You think you’ll have all the time in the world when you retire. People—family, friends, and casual acquaintances—ask, “What will you do with yourself? Will you take up a hobby? Travel?”

“No,” you say. You don’t think so. You’re going to do nothing. You are going to lay in the hammock talking on the phone and eating bon bons.
And for awhile you don’t take on anything new, but your days are full anyway. You learn about time and yourself as your activities expand to fit the time allotted. You slow down.
The garden becomes weed-free, the mulch pile gets deployed, and you add another weekly walking date to your calendar. But you never do get around to napping or day-reading, although you sometimes make calls from the hammock. No bon bons.

When the barn door opens, spilling out opportunities to ride, you have to make room. And then you join the gym. Now you are scurrying again, choosing time wisely, determined to hit all the high notes.

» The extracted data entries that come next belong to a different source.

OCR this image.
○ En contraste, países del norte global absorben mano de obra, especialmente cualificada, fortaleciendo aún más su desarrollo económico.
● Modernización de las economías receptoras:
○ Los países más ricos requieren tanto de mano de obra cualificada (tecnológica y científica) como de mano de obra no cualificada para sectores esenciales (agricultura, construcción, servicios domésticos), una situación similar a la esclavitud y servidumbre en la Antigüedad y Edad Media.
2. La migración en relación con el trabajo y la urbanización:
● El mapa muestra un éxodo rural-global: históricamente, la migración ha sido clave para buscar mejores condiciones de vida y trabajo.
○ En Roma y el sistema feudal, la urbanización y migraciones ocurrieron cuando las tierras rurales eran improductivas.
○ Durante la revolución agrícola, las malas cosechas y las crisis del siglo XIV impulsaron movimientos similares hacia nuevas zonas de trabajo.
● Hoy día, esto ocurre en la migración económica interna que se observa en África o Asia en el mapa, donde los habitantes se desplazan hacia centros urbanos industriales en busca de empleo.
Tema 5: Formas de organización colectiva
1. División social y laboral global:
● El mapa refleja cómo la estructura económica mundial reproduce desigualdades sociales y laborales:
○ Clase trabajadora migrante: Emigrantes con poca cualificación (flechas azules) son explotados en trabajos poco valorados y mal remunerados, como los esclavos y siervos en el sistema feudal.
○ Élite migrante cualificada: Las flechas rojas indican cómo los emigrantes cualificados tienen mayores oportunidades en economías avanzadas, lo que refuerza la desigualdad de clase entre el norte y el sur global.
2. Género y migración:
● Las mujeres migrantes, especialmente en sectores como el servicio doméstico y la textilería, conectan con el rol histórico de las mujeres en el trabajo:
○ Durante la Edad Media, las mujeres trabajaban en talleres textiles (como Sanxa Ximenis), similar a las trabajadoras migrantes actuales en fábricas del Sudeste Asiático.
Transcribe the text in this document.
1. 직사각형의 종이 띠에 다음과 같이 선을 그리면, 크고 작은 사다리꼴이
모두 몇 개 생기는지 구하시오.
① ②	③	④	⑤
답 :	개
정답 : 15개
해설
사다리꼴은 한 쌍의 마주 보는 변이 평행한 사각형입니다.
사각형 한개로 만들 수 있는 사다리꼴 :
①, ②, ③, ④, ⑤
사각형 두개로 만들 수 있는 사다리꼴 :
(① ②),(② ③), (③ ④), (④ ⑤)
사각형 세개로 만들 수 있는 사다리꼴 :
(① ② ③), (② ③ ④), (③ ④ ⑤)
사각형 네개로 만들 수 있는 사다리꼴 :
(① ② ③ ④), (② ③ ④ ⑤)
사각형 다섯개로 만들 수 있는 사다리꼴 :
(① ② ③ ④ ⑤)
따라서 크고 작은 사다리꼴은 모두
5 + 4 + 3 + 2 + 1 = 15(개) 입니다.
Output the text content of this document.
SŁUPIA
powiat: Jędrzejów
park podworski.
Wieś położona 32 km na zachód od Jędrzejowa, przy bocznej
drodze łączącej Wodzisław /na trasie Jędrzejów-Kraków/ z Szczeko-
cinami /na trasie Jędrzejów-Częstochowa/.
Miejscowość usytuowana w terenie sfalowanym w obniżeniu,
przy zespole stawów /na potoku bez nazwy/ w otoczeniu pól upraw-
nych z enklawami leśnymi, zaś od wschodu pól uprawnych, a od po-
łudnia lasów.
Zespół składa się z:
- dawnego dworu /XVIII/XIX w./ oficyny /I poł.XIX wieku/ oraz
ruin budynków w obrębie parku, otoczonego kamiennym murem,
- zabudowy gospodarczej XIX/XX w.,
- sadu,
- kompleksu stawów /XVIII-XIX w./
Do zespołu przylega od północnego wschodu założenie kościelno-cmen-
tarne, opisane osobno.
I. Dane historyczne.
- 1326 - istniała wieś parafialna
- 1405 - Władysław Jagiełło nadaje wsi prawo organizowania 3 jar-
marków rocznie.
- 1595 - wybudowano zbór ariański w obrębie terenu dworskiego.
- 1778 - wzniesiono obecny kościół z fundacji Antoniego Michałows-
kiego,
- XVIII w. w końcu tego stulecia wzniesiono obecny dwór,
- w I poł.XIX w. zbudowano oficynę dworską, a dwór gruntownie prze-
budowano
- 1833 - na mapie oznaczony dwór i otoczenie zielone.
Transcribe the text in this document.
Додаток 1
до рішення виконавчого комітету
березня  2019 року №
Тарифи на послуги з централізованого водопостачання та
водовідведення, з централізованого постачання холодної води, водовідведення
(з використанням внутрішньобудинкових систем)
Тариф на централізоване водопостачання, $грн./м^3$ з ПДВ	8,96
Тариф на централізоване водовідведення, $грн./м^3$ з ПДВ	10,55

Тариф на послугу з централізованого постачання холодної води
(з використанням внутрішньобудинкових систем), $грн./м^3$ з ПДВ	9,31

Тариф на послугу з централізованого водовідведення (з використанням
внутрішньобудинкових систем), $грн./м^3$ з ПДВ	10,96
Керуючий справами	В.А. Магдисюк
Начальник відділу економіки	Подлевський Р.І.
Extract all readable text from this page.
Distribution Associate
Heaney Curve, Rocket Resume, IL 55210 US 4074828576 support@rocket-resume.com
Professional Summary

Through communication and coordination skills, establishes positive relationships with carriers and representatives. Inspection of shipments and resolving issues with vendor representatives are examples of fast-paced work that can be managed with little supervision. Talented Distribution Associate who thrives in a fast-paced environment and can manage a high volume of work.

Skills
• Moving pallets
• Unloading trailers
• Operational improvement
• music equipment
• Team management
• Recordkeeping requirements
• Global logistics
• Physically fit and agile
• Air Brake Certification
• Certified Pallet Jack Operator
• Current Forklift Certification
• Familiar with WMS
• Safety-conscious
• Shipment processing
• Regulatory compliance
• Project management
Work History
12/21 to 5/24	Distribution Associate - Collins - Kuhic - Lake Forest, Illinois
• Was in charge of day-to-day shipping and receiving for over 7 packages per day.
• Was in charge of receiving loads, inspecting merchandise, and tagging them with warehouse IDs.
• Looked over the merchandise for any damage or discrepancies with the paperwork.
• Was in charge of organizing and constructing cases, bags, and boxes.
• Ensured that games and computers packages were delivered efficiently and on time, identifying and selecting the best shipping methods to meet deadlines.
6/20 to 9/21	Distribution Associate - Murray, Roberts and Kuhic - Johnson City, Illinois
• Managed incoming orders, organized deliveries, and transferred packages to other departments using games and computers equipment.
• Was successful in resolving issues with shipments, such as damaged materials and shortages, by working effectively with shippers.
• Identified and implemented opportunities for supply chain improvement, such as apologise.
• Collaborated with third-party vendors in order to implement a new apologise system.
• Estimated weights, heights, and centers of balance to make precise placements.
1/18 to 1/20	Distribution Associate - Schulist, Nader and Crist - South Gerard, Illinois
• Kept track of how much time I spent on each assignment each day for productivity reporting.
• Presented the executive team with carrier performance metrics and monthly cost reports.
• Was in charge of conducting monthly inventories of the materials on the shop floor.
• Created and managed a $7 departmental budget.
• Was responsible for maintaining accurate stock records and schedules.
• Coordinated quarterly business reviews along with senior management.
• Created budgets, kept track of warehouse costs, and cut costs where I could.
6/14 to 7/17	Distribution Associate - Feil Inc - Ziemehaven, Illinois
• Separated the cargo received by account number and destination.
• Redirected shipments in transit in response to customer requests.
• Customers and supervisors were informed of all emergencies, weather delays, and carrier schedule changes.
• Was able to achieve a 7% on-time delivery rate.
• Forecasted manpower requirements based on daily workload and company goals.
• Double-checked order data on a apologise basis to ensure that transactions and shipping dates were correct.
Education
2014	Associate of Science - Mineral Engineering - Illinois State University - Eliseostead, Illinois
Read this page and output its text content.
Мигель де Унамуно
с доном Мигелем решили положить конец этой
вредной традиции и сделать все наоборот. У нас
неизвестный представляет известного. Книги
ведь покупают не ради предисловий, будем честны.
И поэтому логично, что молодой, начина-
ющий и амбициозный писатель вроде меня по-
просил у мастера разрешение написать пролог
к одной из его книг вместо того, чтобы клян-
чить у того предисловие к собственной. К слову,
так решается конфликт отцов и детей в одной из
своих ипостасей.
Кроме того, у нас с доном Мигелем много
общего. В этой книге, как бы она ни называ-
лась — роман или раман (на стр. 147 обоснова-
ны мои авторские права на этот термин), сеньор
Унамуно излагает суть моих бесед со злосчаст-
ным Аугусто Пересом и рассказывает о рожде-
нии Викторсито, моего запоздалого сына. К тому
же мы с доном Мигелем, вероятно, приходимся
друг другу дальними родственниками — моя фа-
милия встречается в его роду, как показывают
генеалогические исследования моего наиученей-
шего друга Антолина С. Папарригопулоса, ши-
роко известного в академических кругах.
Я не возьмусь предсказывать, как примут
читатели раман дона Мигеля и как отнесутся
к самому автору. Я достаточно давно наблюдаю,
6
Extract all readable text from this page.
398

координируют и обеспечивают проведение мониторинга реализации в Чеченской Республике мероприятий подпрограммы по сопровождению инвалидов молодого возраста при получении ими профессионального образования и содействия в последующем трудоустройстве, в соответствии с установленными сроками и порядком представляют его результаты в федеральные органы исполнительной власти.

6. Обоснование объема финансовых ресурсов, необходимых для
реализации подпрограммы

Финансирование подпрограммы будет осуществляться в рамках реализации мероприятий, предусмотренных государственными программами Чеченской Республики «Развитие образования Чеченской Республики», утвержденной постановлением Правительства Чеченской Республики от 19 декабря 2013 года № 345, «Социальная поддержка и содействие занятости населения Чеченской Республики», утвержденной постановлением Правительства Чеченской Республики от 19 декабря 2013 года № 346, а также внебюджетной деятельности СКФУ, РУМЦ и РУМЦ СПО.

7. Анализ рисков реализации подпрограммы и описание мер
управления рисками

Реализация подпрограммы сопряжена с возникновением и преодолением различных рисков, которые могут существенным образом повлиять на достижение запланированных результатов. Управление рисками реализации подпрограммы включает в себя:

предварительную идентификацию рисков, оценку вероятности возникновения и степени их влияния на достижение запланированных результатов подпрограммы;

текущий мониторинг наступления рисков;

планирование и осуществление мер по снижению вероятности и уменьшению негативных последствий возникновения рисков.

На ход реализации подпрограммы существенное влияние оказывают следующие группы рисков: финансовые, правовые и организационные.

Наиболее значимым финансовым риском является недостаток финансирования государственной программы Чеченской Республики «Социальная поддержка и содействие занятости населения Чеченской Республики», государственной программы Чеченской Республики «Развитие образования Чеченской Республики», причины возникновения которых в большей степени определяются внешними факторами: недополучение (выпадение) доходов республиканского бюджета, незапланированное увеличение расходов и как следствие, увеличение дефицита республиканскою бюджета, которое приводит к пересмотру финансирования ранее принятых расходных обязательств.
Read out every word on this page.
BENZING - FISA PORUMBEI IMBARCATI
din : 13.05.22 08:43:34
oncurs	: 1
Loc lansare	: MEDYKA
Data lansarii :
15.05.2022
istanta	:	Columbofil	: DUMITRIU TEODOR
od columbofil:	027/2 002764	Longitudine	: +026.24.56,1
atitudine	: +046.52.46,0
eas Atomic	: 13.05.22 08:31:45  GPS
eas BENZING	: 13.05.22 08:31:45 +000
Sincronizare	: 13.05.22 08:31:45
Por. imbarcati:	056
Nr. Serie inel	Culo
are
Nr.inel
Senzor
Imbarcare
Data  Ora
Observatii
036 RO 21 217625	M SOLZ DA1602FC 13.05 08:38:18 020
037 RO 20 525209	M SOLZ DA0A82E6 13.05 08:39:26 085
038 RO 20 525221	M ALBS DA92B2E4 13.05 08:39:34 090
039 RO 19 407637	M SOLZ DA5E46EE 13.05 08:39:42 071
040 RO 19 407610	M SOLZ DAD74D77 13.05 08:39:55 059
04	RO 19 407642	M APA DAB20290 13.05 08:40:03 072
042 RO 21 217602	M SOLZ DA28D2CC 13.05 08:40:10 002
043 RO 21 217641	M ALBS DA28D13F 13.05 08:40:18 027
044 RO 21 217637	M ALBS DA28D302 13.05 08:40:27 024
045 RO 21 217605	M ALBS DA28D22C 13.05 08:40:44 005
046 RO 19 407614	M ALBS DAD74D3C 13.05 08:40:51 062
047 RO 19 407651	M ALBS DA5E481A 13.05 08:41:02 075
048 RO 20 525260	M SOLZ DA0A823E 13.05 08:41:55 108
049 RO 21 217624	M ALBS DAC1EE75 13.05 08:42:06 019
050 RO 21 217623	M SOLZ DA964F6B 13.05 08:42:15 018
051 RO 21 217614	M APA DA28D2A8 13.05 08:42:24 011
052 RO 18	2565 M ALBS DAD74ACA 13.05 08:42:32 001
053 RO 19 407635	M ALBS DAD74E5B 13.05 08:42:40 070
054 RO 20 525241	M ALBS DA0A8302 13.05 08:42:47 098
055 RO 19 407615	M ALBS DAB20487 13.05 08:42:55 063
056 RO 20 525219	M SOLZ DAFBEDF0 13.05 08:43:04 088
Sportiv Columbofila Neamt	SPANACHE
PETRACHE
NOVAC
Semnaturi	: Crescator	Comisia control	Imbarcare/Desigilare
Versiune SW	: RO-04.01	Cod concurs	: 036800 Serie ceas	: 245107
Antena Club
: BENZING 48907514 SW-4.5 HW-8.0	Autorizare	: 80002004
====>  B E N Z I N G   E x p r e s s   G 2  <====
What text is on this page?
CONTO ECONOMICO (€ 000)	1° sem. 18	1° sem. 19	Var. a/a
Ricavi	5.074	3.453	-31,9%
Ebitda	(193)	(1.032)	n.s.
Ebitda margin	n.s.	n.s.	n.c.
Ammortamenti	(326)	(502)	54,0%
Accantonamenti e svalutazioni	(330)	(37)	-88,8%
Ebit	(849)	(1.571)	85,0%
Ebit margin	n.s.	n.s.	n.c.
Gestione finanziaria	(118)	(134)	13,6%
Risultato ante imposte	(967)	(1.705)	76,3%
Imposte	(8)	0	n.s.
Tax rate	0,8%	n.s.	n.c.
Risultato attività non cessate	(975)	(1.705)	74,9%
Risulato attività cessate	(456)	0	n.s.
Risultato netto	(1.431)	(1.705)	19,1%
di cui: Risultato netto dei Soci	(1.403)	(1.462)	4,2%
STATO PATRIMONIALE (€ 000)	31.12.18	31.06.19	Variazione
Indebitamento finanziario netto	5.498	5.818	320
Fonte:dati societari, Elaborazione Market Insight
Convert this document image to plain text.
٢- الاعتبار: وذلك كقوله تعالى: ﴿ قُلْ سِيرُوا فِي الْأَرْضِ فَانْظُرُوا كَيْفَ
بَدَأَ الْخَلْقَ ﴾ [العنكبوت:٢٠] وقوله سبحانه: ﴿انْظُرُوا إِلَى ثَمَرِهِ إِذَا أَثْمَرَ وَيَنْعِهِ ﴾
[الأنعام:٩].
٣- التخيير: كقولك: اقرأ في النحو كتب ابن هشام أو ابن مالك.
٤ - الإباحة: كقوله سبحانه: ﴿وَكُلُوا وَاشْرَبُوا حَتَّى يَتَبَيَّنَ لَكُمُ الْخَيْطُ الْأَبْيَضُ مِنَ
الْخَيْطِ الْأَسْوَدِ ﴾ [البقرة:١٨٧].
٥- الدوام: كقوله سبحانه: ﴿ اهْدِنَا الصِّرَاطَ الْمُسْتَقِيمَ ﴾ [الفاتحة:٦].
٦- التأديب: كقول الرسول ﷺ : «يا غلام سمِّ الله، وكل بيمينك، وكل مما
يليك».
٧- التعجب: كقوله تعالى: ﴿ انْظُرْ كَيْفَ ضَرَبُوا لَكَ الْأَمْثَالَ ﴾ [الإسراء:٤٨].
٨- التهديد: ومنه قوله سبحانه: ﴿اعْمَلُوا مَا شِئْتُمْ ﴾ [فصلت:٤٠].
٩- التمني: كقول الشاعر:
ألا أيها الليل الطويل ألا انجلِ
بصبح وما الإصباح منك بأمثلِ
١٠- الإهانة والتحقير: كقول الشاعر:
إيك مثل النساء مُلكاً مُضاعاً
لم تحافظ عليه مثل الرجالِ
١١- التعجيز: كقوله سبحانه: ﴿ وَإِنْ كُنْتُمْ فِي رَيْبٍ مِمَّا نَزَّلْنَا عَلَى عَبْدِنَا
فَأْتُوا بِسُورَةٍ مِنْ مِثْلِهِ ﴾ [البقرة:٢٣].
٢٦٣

But you have the time because you are retired. Keep saying it and it will feel true. And you wish you could go back and answer the question put to you by so many when you first retired. “I’m getting back into horses,” you’d say, clear-eyed, and standing tall.
6 replies on “What I didn’t know when I retired”
So true Camille! I do occasionally fit in a nap, but it doesn’t happen that often. But you do slow down and I have taken up quilting which I absolutely love and I still don’t have enough time for that. Hope you are well and that you make it back to Shippensburg to have lunch with us sometime Rae Ann Finkey Myers
Hi Rae Ann. Thank you for all the work you do to keep the SASH class connected. The quilts can wait.
The thing I love about my retirement is that I get to spend so much more time at the office…
But it’s a really nice office, you have to admit.
I think I’m busier now than when I was working
Ha hah! It does seem that way some days, today being one of them. I can hardly catch my breath!